In 1959, each one of Detroit's Big Three automakers began to sell a smaller, zippier, lower-priced car: Ford had the Falcon, while General Motors had the Corvair and Chevrolet had the Valiant. After years of building huge, gas-guzzling, lavishly be-finned cars, American companies entered the small-car market because European carmakers like Volkswagen, Fiat, and Renault were selling their little cars to American buyers by the thousands. (Foreign-car sales in the United States had jumped 1,060 percent since 1954 and accounted for about 10 percent of the nation's new-car sales.) Executives in Detroit hoped that cars like the Falcon would "drive the imports back to their shores."

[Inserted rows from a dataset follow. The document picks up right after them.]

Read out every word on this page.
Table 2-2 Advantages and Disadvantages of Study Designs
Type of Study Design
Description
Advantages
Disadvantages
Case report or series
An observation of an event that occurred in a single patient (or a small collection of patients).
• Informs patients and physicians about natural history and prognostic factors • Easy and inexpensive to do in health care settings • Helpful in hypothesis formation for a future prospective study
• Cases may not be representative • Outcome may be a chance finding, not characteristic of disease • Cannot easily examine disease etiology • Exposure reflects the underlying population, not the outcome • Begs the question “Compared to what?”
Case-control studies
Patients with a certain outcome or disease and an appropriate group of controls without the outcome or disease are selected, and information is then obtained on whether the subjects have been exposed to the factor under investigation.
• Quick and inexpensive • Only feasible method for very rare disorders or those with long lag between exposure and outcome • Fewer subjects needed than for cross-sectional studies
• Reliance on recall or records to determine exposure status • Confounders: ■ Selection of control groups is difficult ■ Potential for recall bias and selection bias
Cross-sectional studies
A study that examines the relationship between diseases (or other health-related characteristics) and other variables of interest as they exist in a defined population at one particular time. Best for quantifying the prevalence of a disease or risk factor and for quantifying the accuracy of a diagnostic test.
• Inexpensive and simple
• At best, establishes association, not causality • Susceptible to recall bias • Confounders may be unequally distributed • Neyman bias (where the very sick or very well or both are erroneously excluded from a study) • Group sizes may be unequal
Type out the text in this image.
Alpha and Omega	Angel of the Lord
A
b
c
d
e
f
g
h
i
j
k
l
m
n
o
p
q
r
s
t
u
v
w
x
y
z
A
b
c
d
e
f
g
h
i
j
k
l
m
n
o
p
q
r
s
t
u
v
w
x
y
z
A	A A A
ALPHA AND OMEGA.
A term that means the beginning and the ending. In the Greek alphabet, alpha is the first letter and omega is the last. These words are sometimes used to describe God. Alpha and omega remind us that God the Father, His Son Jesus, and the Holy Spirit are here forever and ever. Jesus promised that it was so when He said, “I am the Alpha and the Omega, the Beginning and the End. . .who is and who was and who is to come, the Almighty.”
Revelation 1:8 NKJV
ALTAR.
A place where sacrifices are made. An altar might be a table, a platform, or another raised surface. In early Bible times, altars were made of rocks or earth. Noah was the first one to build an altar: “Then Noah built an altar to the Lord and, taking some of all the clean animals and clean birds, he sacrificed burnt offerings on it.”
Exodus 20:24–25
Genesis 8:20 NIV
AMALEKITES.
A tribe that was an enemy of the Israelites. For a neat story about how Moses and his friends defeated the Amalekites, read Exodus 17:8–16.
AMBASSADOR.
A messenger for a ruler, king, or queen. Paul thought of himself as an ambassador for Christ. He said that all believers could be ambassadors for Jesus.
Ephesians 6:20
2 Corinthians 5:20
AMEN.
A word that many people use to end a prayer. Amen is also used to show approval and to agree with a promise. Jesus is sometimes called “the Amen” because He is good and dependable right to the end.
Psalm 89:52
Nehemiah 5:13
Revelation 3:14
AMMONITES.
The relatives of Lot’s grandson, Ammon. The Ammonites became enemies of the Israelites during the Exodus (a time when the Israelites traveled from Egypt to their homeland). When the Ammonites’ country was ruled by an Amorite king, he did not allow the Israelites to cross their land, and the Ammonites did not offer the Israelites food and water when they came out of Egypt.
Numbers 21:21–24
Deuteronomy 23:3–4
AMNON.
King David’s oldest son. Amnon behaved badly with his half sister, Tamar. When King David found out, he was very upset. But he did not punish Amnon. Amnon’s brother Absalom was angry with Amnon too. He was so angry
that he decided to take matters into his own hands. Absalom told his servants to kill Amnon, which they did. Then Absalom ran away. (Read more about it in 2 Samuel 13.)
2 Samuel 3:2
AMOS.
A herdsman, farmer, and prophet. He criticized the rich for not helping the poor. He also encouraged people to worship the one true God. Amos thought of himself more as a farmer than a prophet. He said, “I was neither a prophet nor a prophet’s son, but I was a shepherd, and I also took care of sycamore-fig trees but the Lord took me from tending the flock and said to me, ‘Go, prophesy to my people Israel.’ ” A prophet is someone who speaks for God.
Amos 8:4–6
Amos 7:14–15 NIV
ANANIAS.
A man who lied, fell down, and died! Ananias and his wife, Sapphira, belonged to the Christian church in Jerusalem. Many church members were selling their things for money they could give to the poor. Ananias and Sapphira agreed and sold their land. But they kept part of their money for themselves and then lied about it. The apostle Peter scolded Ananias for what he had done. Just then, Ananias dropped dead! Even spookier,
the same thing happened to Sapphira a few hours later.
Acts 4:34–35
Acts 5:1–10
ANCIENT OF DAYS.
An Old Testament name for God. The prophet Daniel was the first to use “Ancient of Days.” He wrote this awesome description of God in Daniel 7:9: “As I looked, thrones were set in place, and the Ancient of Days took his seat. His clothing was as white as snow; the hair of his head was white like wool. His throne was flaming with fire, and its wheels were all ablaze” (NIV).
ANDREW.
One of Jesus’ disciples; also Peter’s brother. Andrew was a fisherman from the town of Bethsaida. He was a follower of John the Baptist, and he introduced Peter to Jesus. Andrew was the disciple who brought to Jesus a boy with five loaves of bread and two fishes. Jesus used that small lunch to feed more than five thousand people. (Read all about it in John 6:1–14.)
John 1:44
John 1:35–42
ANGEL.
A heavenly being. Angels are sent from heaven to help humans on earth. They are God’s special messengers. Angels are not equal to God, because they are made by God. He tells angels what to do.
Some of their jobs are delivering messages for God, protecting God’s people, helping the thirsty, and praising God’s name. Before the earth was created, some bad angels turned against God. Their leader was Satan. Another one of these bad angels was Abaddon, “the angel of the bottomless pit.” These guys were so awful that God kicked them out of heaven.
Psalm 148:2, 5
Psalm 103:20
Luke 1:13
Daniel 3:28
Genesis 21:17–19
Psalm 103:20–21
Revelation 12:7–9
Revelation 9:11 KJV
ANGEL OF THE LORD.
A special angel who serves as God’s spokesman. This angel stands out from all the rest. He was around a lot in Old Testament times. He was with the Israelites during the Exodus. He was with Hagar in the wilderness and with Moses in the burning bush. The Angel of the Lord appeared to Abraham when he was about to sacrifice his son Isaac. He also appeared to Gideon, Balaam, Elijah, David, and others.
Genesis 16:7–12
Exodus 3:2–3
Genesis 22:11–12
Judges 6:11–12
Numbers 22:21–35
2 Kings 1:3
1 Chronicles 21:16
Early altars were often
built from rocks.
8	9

Mostly, people liked these smaller cars because they were inexpensive. The Falcon cost about $1,900 (about $14,029 in today's dollars)--still much more expensive than even the priciest of the European imports (the Triumph and the Simca sold for about $1,600, while a Fiat, the cheapest car you could buy, cost about $1,000), but more affordable than any other American car. In addition, more fuel-efficient cars like the Falcon also saved their drivers money on gas.
Many people believed that the introduction of American compact cars would permanently transform the automobile industry. The "desire of American car buyers for sensible automobiles," one industry executive told a reporter, would soon make big, inefficient cars obsolete. Unfortunately, though the Falcon was an immediate sensation--Ford sold more than a million of them in the car's first two years on the market, and its design went on to inspire the iconic Ford Mustang--this did not prove to be the case. Today, small cars account for less than 20 percent of new-car sales.